素手で動物を救け上げる話

 夏のイルクーツクには1度だけ、旅行したことがある。

 

 先週17日、モスクワ・タイムズの電子版に、イルクーツクで氷の穴に落ちたイノシシ3匹を猟師が素手で助け上げた、というニュースが動画とともに掲載されていた。TVネットワークの「360゜」が、最初に紹介したらしい(投稿映像だろう)。
 
 うさぎ狩りのハンターが、遠くに氷が割れてできた水の穴に動物がもがいているのを見つけ近づく。イノシシが動き回って、池だか川だかの氷が割れ水中に落ちたらしい。
 
 ハンターは、片手で一匹目の右耳を掴んでひょいと引っ張り上げる。二匹目は、両手を使い両耳を掴んで脱出させた。三匹目は、噛むなど抵抗して手古摺っている処で、画面が途絶えた。記事によると、三匹目も救い出し、みな森の中に逃げて行ったという。
 
 さすがに、動物に手慣れた猟師だと感心した。いのししを掴むときは、「耳」なのか、と興味深かったのだが、記事は「素手で助けた」ことが見出しのメーンになっていた。
 イルクーツクの気温を検索すると、1月17日のイルクーツクの最高気温マイナス18.1℃、最低気温マイナス22.0℃だった。ロシアの全国ニュースになったのは、救助もさることながら、「素手」という処がポイントだったようだ。
 
 なにか、動物を救い出す凄い話があったはずと思い返したら、京都で著名な考古学者の母親が、肥溜めに落ちた飼い犬を救い上げた話だった。
 大正時代の京都の話。
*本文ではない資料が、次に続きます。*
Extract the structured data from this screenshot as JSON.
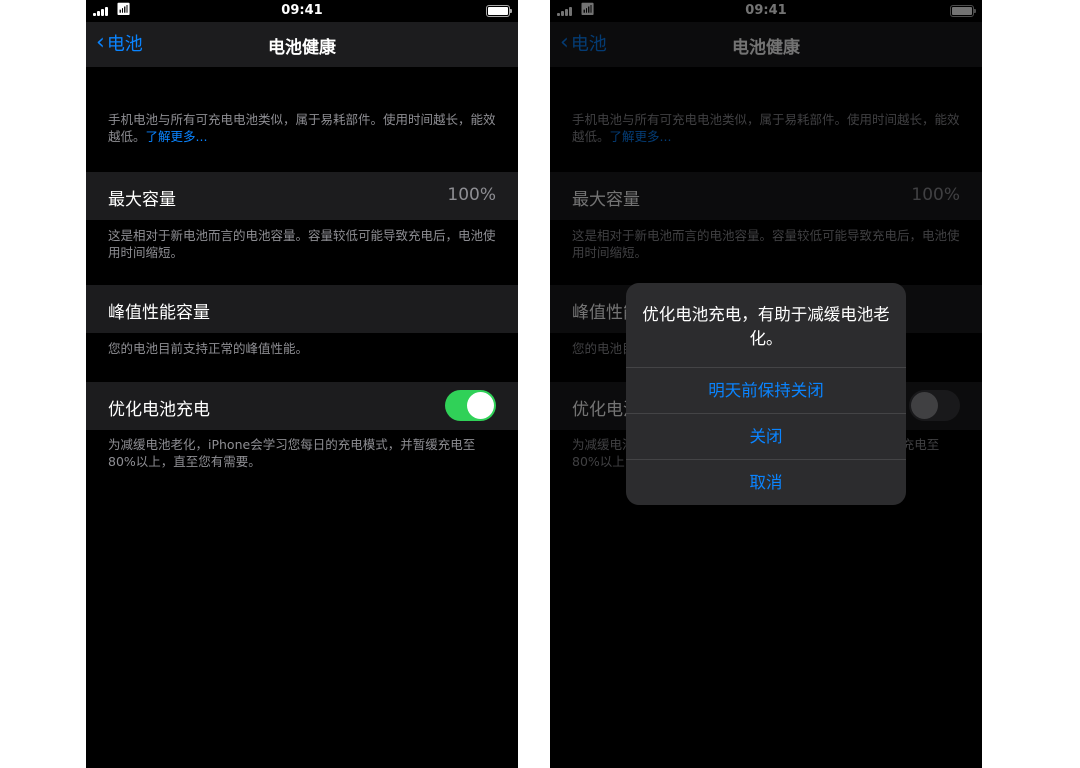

日本中の畑には野菜の肥料として、人の排せつ物を溜めた穴があった。戦後になっても、子供が落ちて亡くなったニュースがよく報道された。その女性は、通りがかり、近所の畑の肥溜めに落ちていた愛犬を発見。早く助けようと方法を探したが、うまくいかない。
 おそらく、木きれや、紐などを使って助けようとしたのだろう。「百計つきて手で掴み上げた」という。肥溜めに両手を突っ込んで、抱え込んで犬を助け出したのだった。
 
「犬の子のかわいさと老人の至情が顕れている」と、浜田青陵が「犬雑筆」(東洋文庫百済観音』)でこのエピソードを書いている。
 
「犬雑筆」によると、大切にされた犬は、その後、突然いなくなってしまった。
「よく似た犬を吉田山で見たという人があったので、私の家におったO君がわざわざ探しに行かれたのも優しい。今日か明日かと帰って来る日を待つとはなしに待っておったが、とうとう影をみせなかった。『モーかわいそうだから犬は一生飼うまい』といっているうちに、いまの二代目エスの時代になった」と記している。